Bukarest - Schon das mit Sonnenblumen und Mais dekorierte Eingangstor am Holzzaun verspricht Zutritt in eine verzauberte Welt. Dahinter scharren Hühner, Fasane und Pfauen in Schaukästen aus feinmaschigem Drahtgeflecht – genau dort, wo wochentags Blechlawinen den grauen Asphalt bedecken. Zur Freude der Großstädter verwandelte sich am Sonntag, den 14. September der vielbefahrene Abschnitt der Kiseleff Chaussee zwischen Piaţa Victoriei und Str. Ion Mincu in eine ländliche Dorfstraße. Das jährliche Ruralfest, Teil einer 28 Länder übergreifenden Kampagne der Europäischen Kommission unter dem Motto „Gemeinsame Agrarpolitik – für stärkere Wurzeln“, hierzulande organisiert mit dem rumänischen Landwirtschaftsministerium, dem Bukarester Rathaus, dem Dorfmuseum „Dimitrie Gusti“ und dem Bukarester Bauernmuseum, wirbt für nachhaltige Landwirtschaft, gesunde Lebensmittel und Naturschutz.

Volkskunst und Streicheltiere zwischen Strohballen-“Sofas“

Für einen Sonntag lang verdrängte echter Rollrasen die sonstige Asphaltwüste. Glückliche Gesichter schwebten zwischen Kiosken hin und her, aus denen es nach Köstlichkeiten aus allen Landesteilen duftete: süße und pikante Plăcinte, Zacusca, deftige Bauernbrote, Wurst- und Käsespezialitäten. Dazwischen Stände für Kunsthandwerk, wo man Trachtenblusen, bestickte Schaffellwesten, originelle traditionelle Hüte, handgefertigte Opinci oder die urigen breiten Ledergürtel, die sonst nur Hirten und Mäher tragen, erstehen konnte. Oder Tongefäße aus Horezu, Teil des rumänischen UNESCO-Welterbes, von allerliebsten Miniaturen bis zu tatsächlich verwendbarem Küchengeschirr.
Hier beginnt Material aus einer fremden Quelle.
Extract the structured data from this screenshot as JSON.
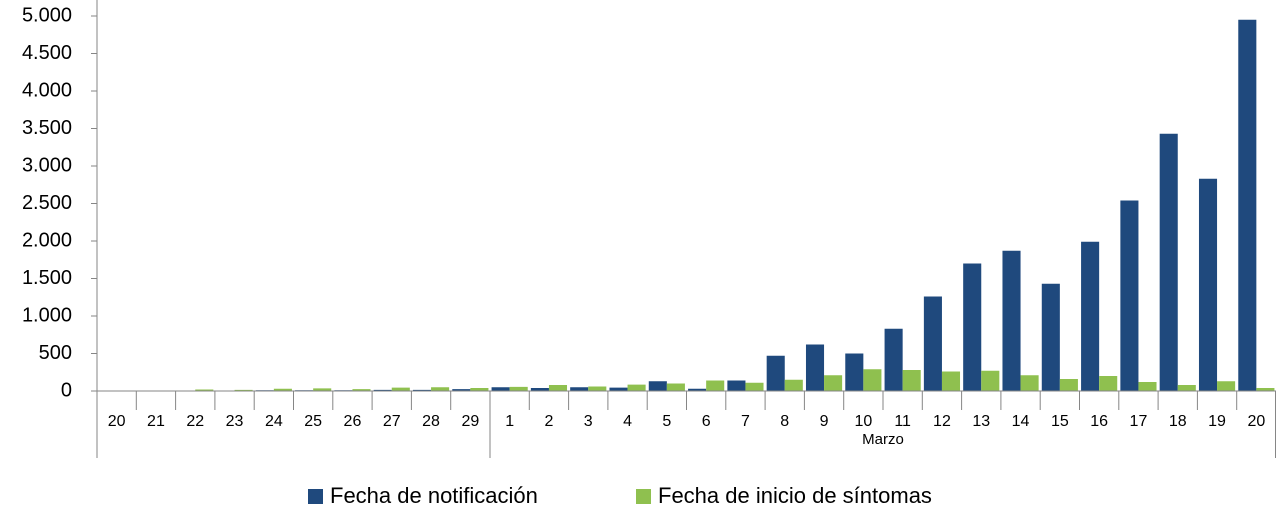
{
  "chart_data": {
    "type": "bar",
    "categories": [
      "20",
      "21",
      "22",
      "23",
      "24",
      "25",
      "26",
      "27",
      "28",
      "29",
      "1",
      "2",
      "3",
      "4",
      "5",
      "6",
      "7",
      "8",
      "9",
      "10",
      "11",
      "12",
      "13",
      "14",
      "15",
      "16",
      "17",
      "18",
      "19",
      "20"
    ],
    "category_groups": [
      null,
      null,
      null,
      null,
      null,
      null,
      null,
      null,
      null,
      null,
      "Marzo",
      "Marzo",
      "Marzo",
      "Marzo",
      "Marzo",
      "Marzo",
      "Marzo",
      "Marzo",
      "Marzo",
      "Marzo",
      "Marzo",
      "Marzo",
      "Marzo",
      "Marzo",
      "Marzo",
      "Marzo",
      "Marzo",
      "Marzo",
      "Marzo",
      "Marzo"
    ],
    "series": [
      {
        "name": "Fecha de notificación",
        "color": "#1f497d",
        "values": [
          5,
          3,
          5,
          5,
          10,
          10,
          10,
          15,
          15,
          25,
          50,
          40,
          50,
          45,
          130,
          30,
          140,
          470,
          620,
          500,
          830,
          1260,
          1700,
          1870,
          1430,
          1990,
          2540,
          3430,
          2830,
          4950
        ]
      },
      {
        "name": "Fecha de inicio de síntomas",
        "color": "#8fc04f",
        "values": [
          3,
          5,
          20,
          15,
          30,
          35,
          25,
          45,
          50,
          40,
          55,
          80,
          60,
          85,
          100,
          140,
          110,
          150,
          210,
          290,
          280,
          260,
          270,
          210,
          160,
          200,
          120,
          80,
          130,
          40
        ]
      }
    ],
    "ylim": [
      0,
      5000
    ],
    "yticks": [
      0,
      500,
      {
        "value": 1000,
        "label": "1.000"
      },
      {
        "value": 1500,
        "label": "1.500"
      },
      {
        "value": 2000,
        "label": "2.000"
      },
      {
        "value": 2500,
        "label": "2.500"
      },
      {
        "value": 3000,
        "label": "3.000"
      },
      {
        "value": 3500,
        "label": "3.500"
      },
      {
        "value": 4000,
        "label": "4.000"
      },
      {
        "value": 4500,
        "label": "4.500"
      },
      {
        "value": 5000,
        "label": "5.000"
      }
    ],
    "legend": "bottom"
  }
}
Bezaubernd auch die nach Modellen der fast sieben Jahrtausende alten Cucuteni-Kultur gefertigten filigranen Schüsseln,Vasen und Figuren, mit Spiralmustern dekoriert oder in anmutigen zoomorphen Formen, die der Bukarester Künstler Jorj Dimitriu aus orangefarbener Tonerde – und neuerdings auch aus schwarz-weiß meliertem Ton aus Deutschland – originalgetreu nachbildet.
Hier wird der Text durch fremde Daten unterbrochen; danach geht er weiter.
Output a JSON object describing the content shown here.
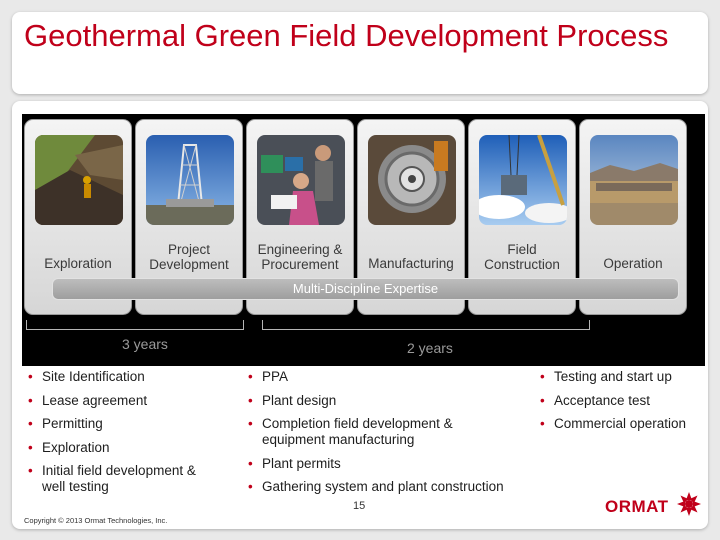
{
  "slide": {
    "title": "Geothermal Green Field Development Process",
    "page_number": "15",
    "copyright": "Copyright © 2013 Ormat Technologies, Inc.",
    "logo_text": "ORMAT"
  },
  "stages": [
    {
      "label": "Exploration",
      "photo": "hillside-exploration-photo"
    },
    {
      "label": "Project\nDevelopment",
      "photo": "drilling-rig-photo"
    },
    {
      "label": "Engineering &\nProcurement",
      "photo": "engineers-at-computers-photo"
    },
    {
      "label": "Manufacturing",
      "photo": "turbine-manufacturing-photo"
    },
    {
      "label": "Field\nConstruction",
      "photo": "crane-construction-photo"
    },
    {
      "label": "Operation",
      "photo": "power-plant-photo"
    }
  ],
  "expertise_bar": "Multi-Discipline Expertise",
  "durations": [
    {
      "label": "3 years"
    },
    {
      "label": "2 years"
    }
  ],
  "lists": {
    "col1": [
      "Site Identification",
      "Lease agreement",
      "Permitting",
      "Exploration",
      "Initial field development &\nwell  testing"
    ],
    "col2": [
      "PPA",
      "Plant design",
      "Completion field development &\nequipment manufacturing",
      "Plant permits",
      "Gathering system and plant construction"
    ],
    "col3": [
      "Testing and start up",
      "Acceptance test",
      "Commercial operation"
    ]
  },
  "colors": {
    "accent": "#c0001a"
  }
}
Zu den besonderen Attraktionen des ländlichen Straßenfests gehörte auch eine Kleintierausstellung mit schmucken Federvieh-Züchtungen: gestiefelte, prächtig gemusterte oder plüschig gefiederte Hühner tummelten sich zwischen Gänsen, Ziertauben und Pfauen. Niedliche Häschen, gefleckt oder mit Hängeohren, vor allem aber ein Eselfohlen und Ponys, auf denen man reiten konnte, begeisterten die kleinen Besucher. Wer für eine Weile ausruhen, das fröhliche Treiben aus der Distanz beobachten oder ein Familienpicknick im Grünen genießen wollte, konnte es sich auf den überall auf Rollrasenflächen verstreuten Strohballen, Baumstümpfen und Jute-Sitzsäcken gemütlich machen. Auffallend angenehm auch die Geräuschkulisse: statt aggressivem Dauerdröhnen aus übersteuerten Lautsprechern diesmal nur Hühnergackern, Gelächter und fröhliche Stimmen.
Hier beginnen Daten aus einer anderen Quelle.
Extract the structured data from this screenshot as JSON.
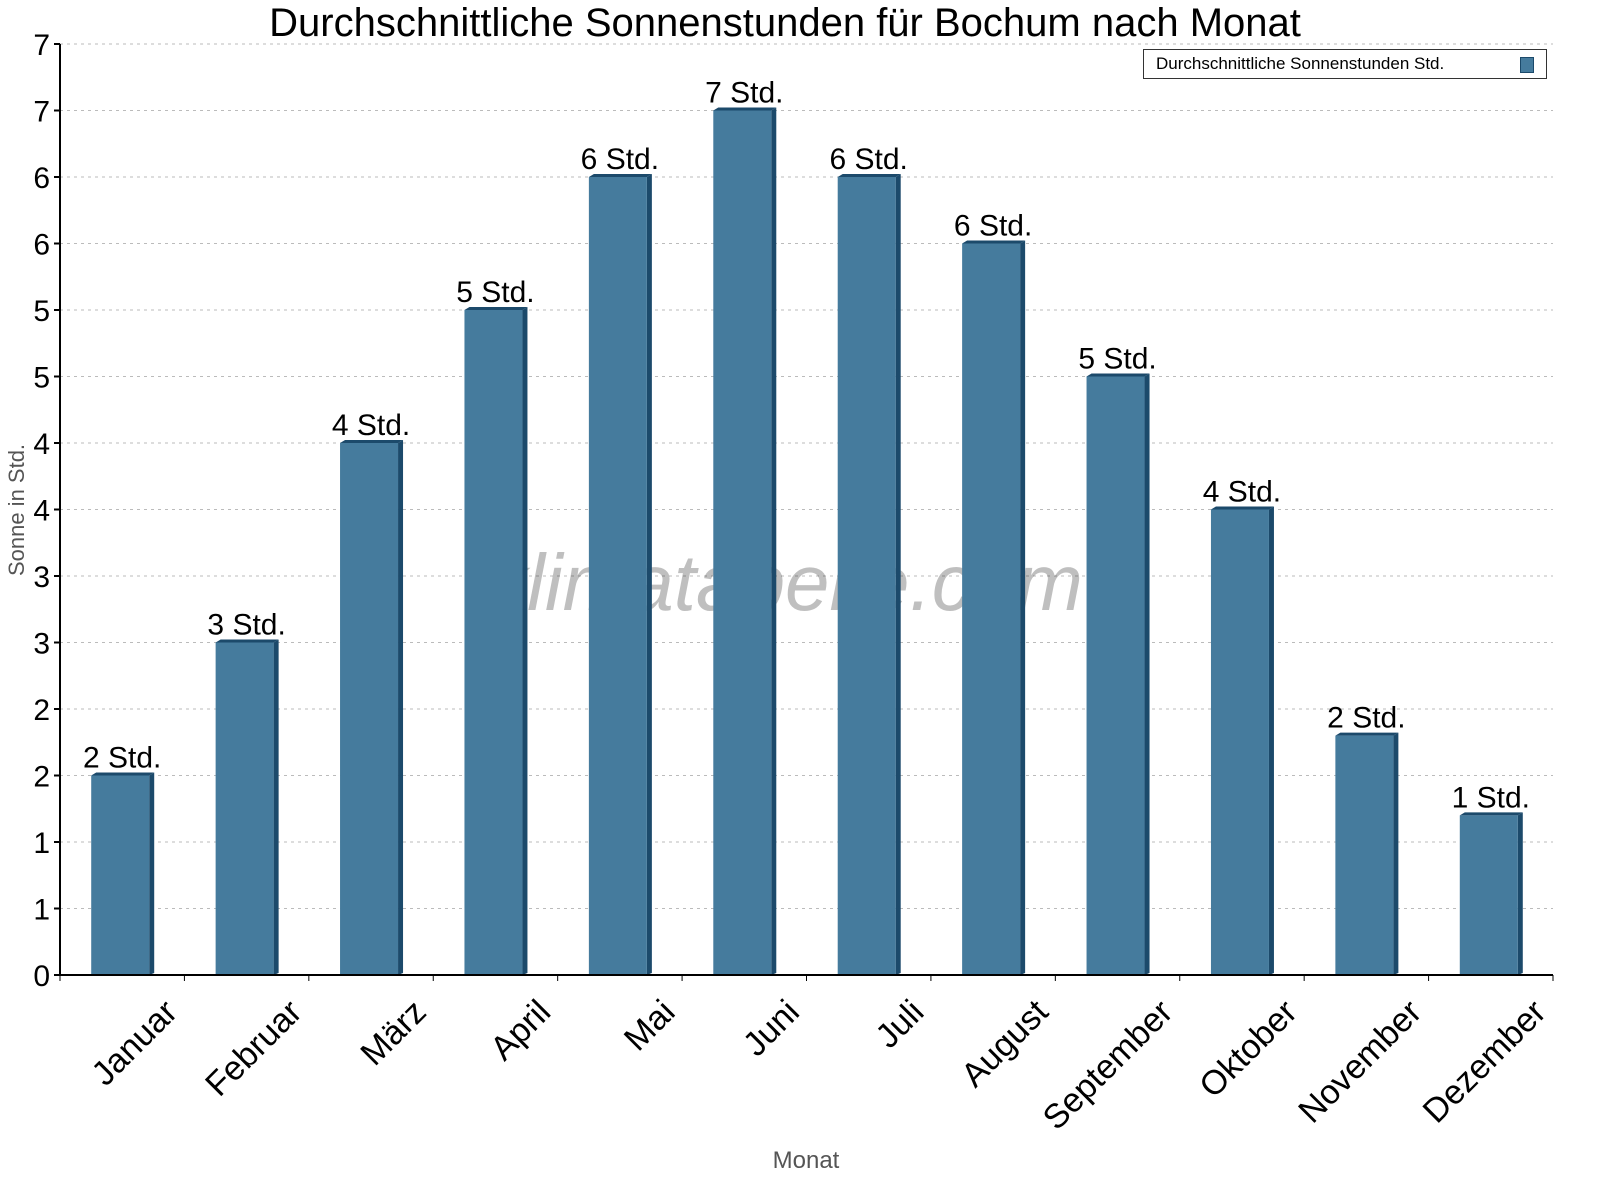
{
  "chart_data": {
    "type": "bar",
    "title": "Durchschnittliche Sonnenstunden für Bochum nach Monat",
    "xlabel": "Monat",
    "ylabel": "Sonne in Std.",
    "categories": [
      "Januar",
      "Februar",
      "März",
      "April",
      "Mai",
      "Juni",
      "Juli",
      "August",
      "September",
      "Oktober",
      "November",
      "Dezember"
    ],
    "series": [
      {
        "name": "Durchschnittliche Sonnenstunden Std.",
        "values": [
          1.5,
          2.5,
          4.0,
          5.0,
          6.0,
          6.5,
          6.0,
          5.5,
          4.5,
          3.5,
          1.8,
          1.2
        ],
        "data_labels": [
          "2 Std.",
          "3 Std.",
          "4 Std.",
          "5 Std.",
          "6 Std.",
          "7 Std.",
          "6 Std.",
          "6 Std.",
          "5 Std.",
          "4 Std.",
          "2 Std.",
          "1 Std."
        ]
      }
    ],
    "ylim": [
      0,
      7
    ],
    "ytick_values": [
      0,
      0.5,
      1,
      1.5,
      2,
      2.5,
      3,
      3.5,
      4,
      4.5,
      5,
      5.5,
      6,
      6.5,
      7
    ],
    "ytick_labels": [
      "0",
      "1",
      "1",
      "2",
      "2",
      "3",
      "3",
      "4",
      "4",
      "5",
      "5",
      "6",
      "6",
      "7",
      "7"
    ],
    "grid": true,
    "legend_position": "top-right",
    "watermark": "klimatabelle.com",
    "colors": {
      "bar": "#457b9d",
      "bar_side": "#1c4a6b",
      "grid": "#bbbbbb"
    }
  }
}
Gelegenheit für Diskussion und Information

Auch der mit seinem Projekt „Rowmania“ unermüdlich für Ökotourismus im Donaudelta werbende ehemalige Ruderchampion Ivan Patzaichin war persönlich zugegen und stellte verschiedene Modelle seiner Canoctas vor: leicht zu steuernde, hölzerne Ruderboote, der traditionellen Lotca der Fischer im Delta nachempfunden. Das neueste Modell lädt zum romantischen Zweierrudern unterm Baldachin ein – sicher eine sympathische Alternative zum knatternden Motorboot. Für traditionelles Schmiedehandwerk warb die „Caravana Meşteşugurilor“ des Bildhauers Virgil Scripcariu aus Piscu: ein mobiles Atelier für Demonstrationen mit Blasebalg, Hammer und Amboß. Neben vielfältigen Workshops, Vorführungen, Wettbewerben und Spielen gab es auch Informationsstände verschiedener in Bukarest vertretener Botschaften aus EU-Ländern – Griechenland, Polen, Tschechien, Kroatien, Irland, die Niederlande und Ungarn - und eine Diskussionsveranstaltung, bei der der europäische Kommissar für Landwirtschaft und ländliche Entwicklung, Dacian Cioloş, Rede und Antwort stand.